A recent Pennsylvania Senate Education Committee hearing on removing “explicit content,” or banning books from schools demonstrated how Moms for Liberty and their supporters are able to manufacture crises that draw the attention of elected officials.
On Tuesday, Republicans in the state Senate invited Warwick School District board member Emily Zimmerman to testify about explicit books in front of the Education Committee, according to LNP, a daily newspaper in Lancaster.
Zimmerman told the committee about an interaction she had with a local high school student who raised concerns about a book. The student said they came across the book in question, “Queer,” while printing out materials in the library, and reported the book at a school board meeting earlier this month in an attempt to have it banned under a school district policy.
But it turns out the student was the son of the Moms for Liberty Lancaster County chair, raising questions about the true motivation behind the complaint.
According to LNP’s reporting, local residents feel like this is a manufactured issue in the weeks leading up to important school board elections.
“Well the timing is quite strategic,” Shirley Showalter, a Litiz resident, told LNP in an email. “The book was ‘found’ at the last meeting before the election.”
She went on to call it a “manufactured crisis.”
State Sen. Ryan Aument (R-Lancaster), who is pursuing legislation to ban books in public schools, was less than thrilled with the original reporting.
“This represents a new low for @LancasterOnline and crosses a line from journalism to political advocacy, just weeks before a school board election,” Aument posted on X, which used to be known as Twitter.
Organizations such as Moms for Liberty are responsible for pushing book bans across the country. According to PEN America, an organization dedicated to tracking book bans across the country, Pennsylvania ranks fifth in the country in classroom book bans, with 186 books being banned in seven school districts.
State Sen. Amanda Cappelletti (D-Montgomery) and State Rep. Paul Friel (D-Chester) have both introduced legislation to ban book banning.

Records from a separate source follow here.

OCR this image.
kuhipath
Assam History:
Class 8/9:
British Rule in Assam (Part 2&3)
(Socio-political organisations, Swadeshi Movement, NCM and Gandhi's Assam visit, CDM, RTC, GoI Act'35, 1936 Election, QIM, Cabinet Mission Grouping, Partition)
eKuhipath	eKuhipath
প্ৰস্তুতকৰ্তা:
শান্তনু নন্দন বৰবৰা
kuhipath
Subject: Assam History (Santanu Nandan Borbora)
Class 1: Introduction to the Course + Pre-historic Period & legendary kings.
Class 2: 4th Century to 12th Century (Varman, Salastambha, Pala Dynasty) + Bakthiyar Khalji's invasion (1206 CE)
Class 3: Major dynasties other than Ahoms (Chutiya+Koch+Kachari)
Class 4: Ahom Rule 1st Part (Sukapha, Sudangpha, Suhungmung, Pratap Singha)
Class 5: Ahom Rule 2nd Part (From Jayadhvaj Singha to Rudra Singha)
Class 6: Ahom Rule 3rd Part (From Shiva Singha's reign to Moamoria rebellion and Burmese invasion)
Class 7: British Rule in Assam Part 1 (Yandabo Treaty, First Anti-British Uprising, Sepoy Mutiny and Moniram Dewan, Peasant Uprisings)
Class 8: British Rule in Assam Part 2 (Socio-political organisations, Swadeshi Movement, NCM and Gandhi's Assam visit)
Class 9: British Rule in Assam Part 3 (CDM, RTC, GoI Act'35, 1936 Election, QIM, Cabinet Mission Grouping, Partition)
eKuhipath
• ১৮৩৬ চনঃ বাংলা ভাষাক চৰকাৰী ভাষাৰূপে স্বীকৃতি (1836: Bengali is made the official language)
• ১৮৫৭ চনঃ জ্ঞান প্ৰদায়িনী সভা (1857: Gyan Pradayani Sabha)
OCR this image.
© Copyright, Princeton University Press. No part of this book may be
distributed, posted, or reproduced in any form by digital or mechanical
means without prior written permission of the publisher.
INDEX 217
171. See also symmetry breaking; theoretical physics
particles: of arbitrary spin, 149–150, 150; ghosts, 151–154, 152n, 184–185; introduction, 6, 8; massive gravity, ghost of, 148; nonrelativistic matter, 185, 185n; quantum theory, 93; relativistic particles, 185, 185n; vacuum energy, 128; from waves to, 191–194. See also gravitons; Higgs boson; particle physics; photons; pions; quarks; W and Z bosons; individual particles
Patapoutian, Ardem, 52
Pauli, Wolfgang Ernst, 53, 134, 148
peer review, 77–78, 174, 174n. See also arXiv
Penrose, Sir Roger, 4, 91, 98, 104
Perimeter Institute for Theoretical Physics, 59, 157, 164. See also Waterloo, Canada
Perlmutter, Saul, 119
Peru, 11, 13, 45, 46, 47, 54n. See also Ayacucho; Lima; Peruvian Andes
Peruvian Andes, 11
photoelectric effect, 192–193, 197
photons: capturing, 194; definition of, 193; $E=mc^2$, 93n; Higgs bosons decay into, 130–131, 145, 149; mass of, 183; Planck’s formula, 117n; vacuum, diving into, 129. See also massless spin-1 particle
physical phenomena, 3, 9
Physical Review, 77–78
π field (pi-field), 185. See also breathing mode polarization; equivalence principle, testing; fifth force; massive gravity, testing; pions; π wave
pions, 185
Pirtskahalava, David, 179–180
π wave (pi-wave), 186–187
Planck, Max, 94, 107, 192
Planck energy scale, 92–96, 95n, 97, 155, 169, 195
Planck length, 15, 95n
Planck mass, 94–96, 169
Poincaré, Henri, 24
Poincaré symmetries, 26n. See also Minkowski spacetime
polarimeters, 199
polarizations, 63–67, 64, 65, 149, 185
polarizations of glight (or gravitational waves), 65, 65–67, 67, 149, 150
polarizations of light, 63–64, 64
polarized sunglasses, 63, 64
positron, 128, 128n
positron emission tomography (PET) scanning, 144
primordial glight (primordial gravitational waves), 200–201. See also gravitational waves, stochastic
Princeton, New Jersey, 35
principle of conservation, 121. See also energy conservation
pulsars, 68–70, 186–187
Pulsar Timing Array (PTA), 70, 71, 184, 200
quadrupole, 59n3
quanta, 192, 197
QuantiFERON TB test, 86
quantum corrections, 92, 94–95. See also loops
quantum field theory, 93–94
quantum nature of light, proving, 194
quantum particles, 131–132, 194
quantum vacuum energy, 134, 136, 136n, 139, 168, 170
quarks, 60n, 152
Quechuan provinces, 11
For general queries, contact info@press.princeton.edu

Cappelletti’s legislation would require local libraries to adopt the American Library Association’s Bill of Rights and develop a written statement that prohibits local libraries from banning books or other materials. Libraries that do not comply would be denied state funding.
Friel’s Freedom to Read Act would create panels composed of teachers, superintendents, librarians, and other teaching professionals to review book bans that are pushed by local school boards or outside organizations.